Сельскохозяйственная выставка в Сент-Хэлен всегда заканчивалась «праздником скотоводов». Это было своеобразное сборище, в котором принимали участие все скотоводы, гуртовщики и наездники, съехавшиеся по случаю выставки в город. Возникало оно как-то стихийно, само собой. Под вечер на Биллабонге, в полосе буша, протянувшейся вдоль болотистого берега, собирались целые толпы. Приезжали верхом скотоводы и овцеводы с приречных низин, прикатывали на грузовиках окрестные мелкие фермеры, а горожане шли пешком или ехали кто на машине, кто на велосипеде. Собирались без всякой подготовки, повинуясь инстинктивной тяге австралийцев к родным дебрям. Разводили костры, кипятили в походных котелках воду для чая, и можно было весь вечер переходить от костра к костру, пить, играть в ту-ап или в карты, вторить забористым куплетам или же слушать австралийские народные песни, которые у нас каждый знает наизусть, если не все, то многие.

Любовь к народной песне у австралийцев — совсем особое явление. Пожалуй, если не считать русских, нет больше народа, который бы так любил свои песни. Гуртовщики и торговцы, боксеры и завсегдатаи баров, проповедники и школьники, вперемежку усевшись вокруг кипящего котелка, самозабвенно распевали «Энди стадо погнал к водопою» или «Пришельца со Снежной реки».

Я написал для своей газеты заметку об этом сборище, где с особенным умилением расписывал, как некий Х., по субботам обычно валяющийся пьяным на тротуарах Данлэп-стрит, в этот субботний вечер сидел под сенью старых эвкалиптов — известного оплота австралийской нации — и твердым голосом выводил припев «Баллады о смерти гуртовщика». Старая миссис Ройс, моя патронша, похвалила меня за эти строчки, назвала их самыми сильными в моем сочинении, однако же сказала, что придется их вычеркнуть: хоть оно и верно, что всякий австралиец, даже разбуди его среди ночи, может спеть, не запнувшись, любую нашу народную балладу, но большинство как-то этого стесняется, и не стоит распространяться об этом в газете, чтобы не сердить читателей. Пойдут смешки, пересуды, и это может испортить следующий «праздник скотовода».
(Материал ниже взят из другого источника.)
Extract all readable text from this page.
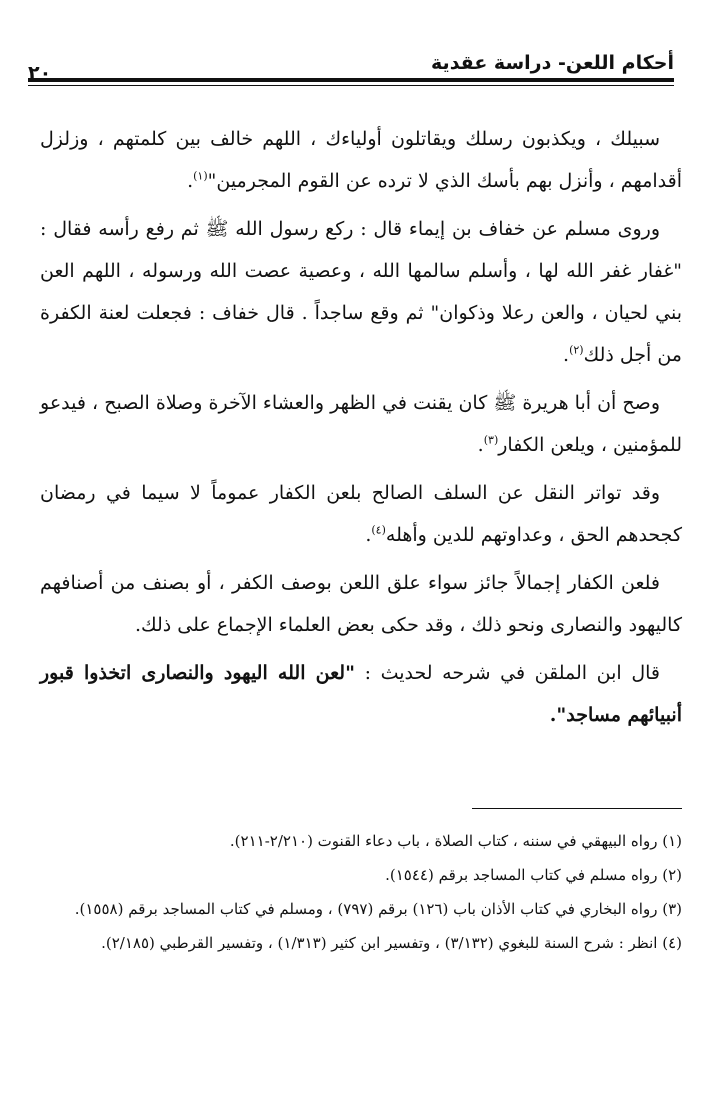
أحكام اللعن- دراسة عقدية
٢٠

سبيلك ، ويكذبون رسلك ويقاتلون أولياءك ، اللهم خالف بين كلمتهم ، وزلزل أقدامهم ، وأنزل بهم بأسك الذي لا ترده عن القوم المجرمين"$^{(١)}$.

وروى مسلم عن خفاف بن إيماء قال : ركع رسول الله ﷺ ثم رفع رأسه فقال : "غفار غفر الله لها ، وأسلم سالمها الله ، وعصية عصت الله ورسوله ، اللهم العن بني لحيان ، والعن رعلا وذكوان" ثم وقع ساجداً . قال خفاف : فجعلت لعنة الكفرة من أجل ذلك$^{(٢)}$.

وصح أن أبا هريرة ﷺ كان يقنت في الظهر والعشاء الآخرة وصلاة الصبح ، فيدعو للمؤمنين ، ويلعن الكفار$^{(٣)}$.

وقد تواتر النقل عن السلف الصالح بلعن الكفار عموماً لا سيما في رمضان كجحدهم الحق ، وعداوتهم للدين وأهله$^{(٤)}$.

فلعن الكفار إجمالاً جائز سواء علق اللعن بوصف الكفر ، أو بصنف من أصنافهم كاليهود والنصارى ونحو ذلك ، وقد حكى بعض العلماء الإجماع على ذلك.

قال ابن الملقن في شرحه لحديث : "لعن الله اليهود والنصارى اتخذوا قبور أنبيائهم مساجد".

(١) رواه البيهقي في سننه ، كتاب الصلاة ، باب دعاء القنوت (٢/٢١٠-٢١١).

(٢) رواه مسلم في كتاب المساجد برقم (١٥٤٤).

(٣) رواه البخاري في كتاب الأذان باب (١٢٦) برقم (٧٩٧) ، ومسلم في كتاب المساجد برقم (١٥٥٨).

(٤) انظر : شرح السنة للبغوي (٣/١٣٢) ، وتفسير ابن كثير (١/٣١٣) ، وتفسير القرطبي (٢/١٨٥).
Помню, как один толстый фермер из Миндуна, по прозвищу Небритая Рожа, постукивая о свой сапог оловянной кружкой, пропитым голосом распевал под этот аккомпанемент:

Дальше он, правда, не знал, но и этого довольно.

Пели еще много других песен, больше всего на слова Генри Лоусона. Этот истинный поэт колониальной Австралии родился в палатке на привале и вырос истинным детищем своей страны, ничего не заимствуя у английских поэтов Озерной школы, оказавших немалое влияние на его более образованных соотечественников, — оттого-то, должно быть, все они давно позабыты, а его слава жива и поныне. «Голубая гора», «Мятежные дни», «Энди стадо погнал к водопою» — все это Лоусон. В тот вечер я вдосталь наслушался его песен, как и песен другого поэта, Банджо Паттерсона, автора одной из первых и самых знаменитых австралийских баллад — «Пришелец со Снежной реки».